4Mit der Beschwerde wendet sich der Kläger gegen die Nichtzulassung der Revision im Urteil des LSG und macht eine grundsätzliche Bedeutung der Rechtssache (§ 160 Abs 2 Nr 1 SGG) geltend.
II
5Die Nichtzulassungsbeschwerde des Klägers ist unbegründet, weil der Rechtssache keine grundsätzliche Bedeutung zukommt.
6Grundsätzliche Bedeutung hat eine Rechtssache im Sinne des § 160 Abs 2 Nr 1 SGG nur dann, wenn sie eine Rechtsfrage aufwirft, die - über den Einzelfall hinaus - aus Gründen der Rechtseinheit oder Fortbildung des Rechts einer Klärung durch das Revisionsgericht bedürftig und fähig ist (vgl Leitherer in Meyer-Ladewig/Keller/Leitherer, SGG, 11. Aufl 2014, § 160 RdNr 6 ff mwN).
7Der Kläger hat folgende Rechtsfragen formuliert:
"1. Sind die Grundsätze des Bundessozialgerichtes zur Auslegung von Leistungsbestimmungen des einheitlichen Bewertungsmaßstabes (EBM) auf den Rahmenvertrag über die Arzneimittelversorgung nach § 129 Abs. 2 SGB V i.d.F. vom übertragbar?

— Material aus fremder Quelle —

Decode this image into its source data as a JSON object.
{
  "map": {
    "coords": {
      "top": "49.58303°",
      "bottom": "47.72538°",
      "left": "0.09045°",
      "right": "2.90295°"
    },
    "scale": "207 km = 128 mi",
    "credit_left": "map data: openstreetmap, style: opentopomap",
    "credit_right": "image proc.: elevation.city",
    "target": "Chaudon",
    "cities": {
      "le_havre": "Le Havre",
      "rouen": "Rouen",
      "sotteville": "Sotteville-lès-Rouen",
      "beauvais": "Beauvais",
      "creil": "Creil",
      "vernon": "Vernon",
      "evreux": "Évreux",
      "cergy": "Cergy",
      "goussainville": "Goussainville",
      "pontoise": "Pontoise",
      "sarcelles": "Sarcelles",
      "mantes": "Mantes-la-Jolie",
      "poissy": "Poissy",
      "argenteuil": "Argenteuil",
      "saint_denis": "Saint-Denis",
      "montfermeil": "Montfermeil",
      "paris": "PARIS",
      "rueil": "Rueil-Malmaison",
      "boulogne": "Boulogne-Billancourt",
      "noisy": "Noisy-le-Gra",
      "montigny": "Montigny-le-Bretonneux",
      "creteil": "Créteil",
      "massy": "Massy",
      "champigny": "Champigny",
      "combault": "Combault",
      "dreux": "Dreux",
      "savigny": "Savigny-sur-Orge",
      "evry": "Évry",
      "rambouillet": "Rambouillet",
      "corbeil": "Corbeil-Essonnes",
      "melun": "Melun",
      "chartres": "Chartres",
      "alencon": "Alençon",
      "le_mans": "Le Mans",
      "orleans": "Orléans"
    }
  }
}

2. Ist § 5 Abs. 4 des Rahmenvertrages über die Arzneimittelversorgung nach § 129 Abs. 2 SGB V i.d.F. vom im Wege der Vertragsauslegung dahingehend zu ergänzen, dass bei Schließung einer Apotheke die Gutschriften aus dem Übertreffen der nach § 5 Abs. 3 Rahmenvertrag über die Arzneimittelversorgung nach § 129 Abs. 2 SGB V i.d.F. vom vereinbarten Wirtschaftlichkeitsreserve an den Apotheker auszuzahlen ist?"
8Die zweite Frage kann bei wörtlicher Heranziehung schon deshalb nicht entscheidungserheblich sein, weil der Kläger seine Apotheke nicht geschlossen sondern veräußert hat. Es ist auch nicht vorgetragen worden, dass die Apotheke unmittelbar nach der Veräußerung geschlossen werden sollte.
9Unabhängig davon wären beide Fragen im vorliegenden Rechtsstreit allenfalls dann klärungsbedürftig und klärungsfähig, wenn der Rahmenvertrag nach § 129 Abs 2 SGB V im Hinblick auf eine auszahlungsfähige Gutschrift aus dem Übertreffen der Wirtschaftlichkeitsreserve im Falle des Verkaufs der Apotheke lückenhaft wäre und einer ergänzenden Auslegung bedürfte. Das Berufungsgericht ist diesbezüglich jedoch davon ausgegangen, dass der Wortlaut der Vertragsbestimmungen eindeutig und schon deshalb keiner ergänzenden Auslegung zugänglich sei. Schließlich finde der Wortlaut im gesetzlichen Hintergrund des Rahmenvertrages seine Bestätigung. Es hat hierzu insbesondere den Wortlaut des Rahmenvertrages und das gesetzgeberische Interesse an der Wirtschaftlichkeit der Arzneimittelversorgung ausführlich dargelegt. Eine (Norm-)vertragliche Regelungslücke liegt danach nicht vor.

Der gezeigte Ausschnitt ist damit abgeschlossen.